Representative Publications
- Lei & Medford, J. Phys. Chem. Lett. (2022). A Universal Framework for Featurization of Atomistic Systems.
- Hu, Musielewicz, Ulissi et al., Mach. Learn.: Sci. Technol. (2022). Robust and Scalable Uncertainty Estimation with Conformal Prediction for Machine-Learned Interatomic Potentials.
- Kumar, Jing, Pask, Medford et al., J. Chem. Phys. (2023). Kohn-Sham Accuracy from Orbital-Free Density Functional Theory via Δ-Machine Learning.
- Timmerman, Kumar, Suryanarayana & Medford, J. Chem. Theory Comput. (2024). Overcoming the Chemical Complexity Bottleneck in On-the-Fly Machine Learned Molecular Dynamics Simulations.

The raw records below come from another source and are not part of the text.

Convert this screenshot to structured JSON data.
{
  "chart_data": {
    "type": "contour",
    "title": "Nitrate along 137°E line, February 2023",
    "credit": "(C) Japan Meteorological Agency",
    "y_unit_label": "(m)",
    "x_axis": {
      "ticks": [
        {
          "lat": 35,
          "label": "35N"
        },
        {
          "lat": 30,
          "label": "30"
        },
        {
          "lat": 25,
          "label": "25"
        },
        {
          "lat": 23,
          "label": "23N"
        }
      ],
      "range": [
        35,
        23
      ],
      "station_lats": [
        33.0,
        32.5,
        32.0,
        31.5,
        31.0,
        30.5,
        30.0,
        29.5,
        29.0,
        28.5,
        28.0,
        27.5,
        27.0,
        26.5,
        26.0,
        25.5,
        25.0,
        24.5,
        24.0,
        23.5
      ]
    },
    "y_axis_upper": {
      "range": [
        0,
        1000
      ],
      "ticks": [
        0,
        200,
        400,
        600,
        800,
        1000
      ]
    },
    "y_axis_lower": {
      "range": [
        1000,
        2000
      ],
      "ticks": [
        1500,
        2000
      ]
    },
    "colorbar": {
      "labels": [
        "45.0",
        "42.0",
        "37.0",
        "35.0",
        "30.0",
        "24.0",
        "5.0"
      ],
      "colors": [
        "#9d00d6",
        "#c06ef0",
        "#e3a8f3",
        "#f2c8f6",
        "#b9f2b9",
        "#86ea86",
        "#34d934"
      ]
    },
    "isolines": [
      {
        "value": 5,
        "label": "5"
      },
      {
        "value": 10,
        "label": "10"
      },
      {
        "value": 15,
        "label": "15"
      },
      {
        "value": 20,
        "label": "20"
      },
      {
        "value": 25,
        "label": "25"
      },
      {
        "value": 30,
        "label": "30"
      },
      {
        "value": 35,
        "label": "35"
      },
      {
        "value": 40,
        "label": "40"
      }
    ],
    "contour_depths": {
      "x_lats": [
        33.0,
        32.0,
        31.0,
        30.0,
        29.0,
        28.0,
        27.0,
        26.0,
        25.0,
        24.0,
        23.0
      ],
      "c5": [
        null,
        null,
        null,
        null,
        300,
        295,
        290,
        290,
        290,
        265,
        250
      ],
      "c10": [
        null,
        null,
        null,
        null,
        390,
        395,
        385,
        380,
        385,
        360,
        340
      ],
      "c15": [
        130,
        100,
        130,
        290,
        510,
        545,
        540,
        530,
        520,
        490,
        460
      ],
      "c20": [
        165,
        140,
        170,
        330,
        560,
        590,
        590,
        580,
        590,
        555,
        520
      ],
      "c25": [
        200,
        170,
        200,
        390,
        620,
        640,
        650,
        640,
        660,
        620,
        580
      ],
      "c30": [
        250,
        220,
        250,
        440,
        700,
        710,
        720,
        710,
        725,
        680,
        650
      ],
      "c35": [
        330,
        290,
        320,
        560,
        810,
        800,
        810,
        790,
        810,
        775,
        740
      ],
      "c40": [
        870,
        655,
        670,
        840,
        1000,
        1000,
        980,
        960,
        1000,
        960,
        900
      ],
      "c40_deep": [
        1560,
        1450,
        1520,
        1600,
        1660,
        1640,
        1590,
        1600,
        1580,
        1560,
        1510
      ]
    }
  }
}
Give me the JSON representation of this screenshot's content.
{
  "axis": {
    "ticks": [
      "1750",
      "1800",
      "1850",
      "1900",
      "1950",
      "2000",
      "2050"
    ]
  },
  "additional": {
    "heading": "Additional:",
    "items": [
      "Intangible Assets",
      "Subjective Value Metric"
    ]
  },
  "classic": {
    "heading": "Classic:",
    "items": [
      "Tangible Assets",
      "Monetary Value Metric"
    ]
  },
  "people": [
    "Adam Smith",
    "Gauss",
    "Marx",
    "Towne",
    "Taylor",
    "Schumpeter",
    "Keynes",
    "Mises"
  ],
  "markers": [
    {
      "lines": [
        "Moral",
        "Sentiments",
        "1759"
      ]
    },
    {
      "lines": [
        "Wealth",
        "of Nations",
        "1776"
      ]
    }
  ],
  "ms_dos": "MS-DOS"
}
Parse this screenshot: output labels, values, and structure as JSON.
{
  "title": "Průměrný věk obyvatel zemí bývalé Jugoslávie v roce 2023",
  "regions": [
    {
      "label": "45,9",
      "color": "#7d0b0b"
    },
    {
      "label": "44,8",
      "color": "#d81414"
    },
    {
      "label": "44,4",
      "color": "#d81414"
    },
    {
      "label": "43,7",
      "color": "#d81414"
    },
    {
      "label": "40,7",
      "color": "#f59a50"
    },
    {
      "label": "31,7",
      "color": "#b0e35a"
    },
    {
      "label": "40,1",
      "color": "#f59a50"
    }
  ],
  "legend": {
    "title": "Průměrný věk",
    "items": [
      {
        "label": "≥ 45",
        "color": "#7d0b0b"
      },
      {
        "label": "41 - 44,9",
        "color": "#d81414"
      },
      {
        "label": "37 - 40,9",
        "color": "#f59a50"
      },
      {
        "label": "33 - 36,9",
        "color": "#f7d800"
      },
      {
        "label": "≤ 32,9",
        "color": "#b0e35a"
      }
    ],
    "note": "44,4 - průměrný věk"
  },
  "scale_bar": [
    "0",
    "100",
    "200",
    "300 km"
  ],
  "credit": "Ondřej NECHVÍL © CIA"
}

Analysis of Transient Kinetic Data
Most kinetic measurements in catalysis are done at steady state: you flow gas over a catalyst, wait for the ouput to stabilize, then measure what comes out. This is useful, but it conflates the contributions of many elementary steps and makes it hard to resolve individual rate constants. Transient kinetic experiments take a different approach: by injecting a short pulse of reactant and watching the time-resolved response, you can probe the dynamics of adsorption, surface reactions, and desorption individually. The temporal analysis of products (TAP) reactor is one tool for this kind of measurement, but extracting quantitative kinetic parameters from TAP data is mathematically challenging. We develop computational methods — including physics-informed and kinetics-informed neural networks — that can fit complex microkinetic models directly to transient data, even for reaction networks with many coupled steps. These methods are designed to be both flexible enough to handle real experimental complexity and rigorous enough to provide reliable uncertainty estimates on the fitted parameters, making transient kinetics a more accessible and quantitative tool for mechanistic catalysis research.
Representative Publications
- Gusmão & Medford, Catalysis Today (2022). Kinetics-Informed Neural Networks.
- Yonge, Gusmão, Fushimi & Medford, AIChE J. (2022). Quantifying the Impact of Temporal Analysis of Products Reactor Initial State Uncertainties on Kinetic Parameters.
- Gusmão & Medford, Comput. Chem. Eng. (2023). Maximum-Likelihood Estimators in Physics-Informed Neural Networks for High-Dimensional Inverse Problems.
- Nai, Gusmão, Kilwein, Medford et al., Digital Discovery (2024). Micro-Kinetic Modeling of Temporal Analysis of Products Data Using Kinetics-Informed Neural Networks.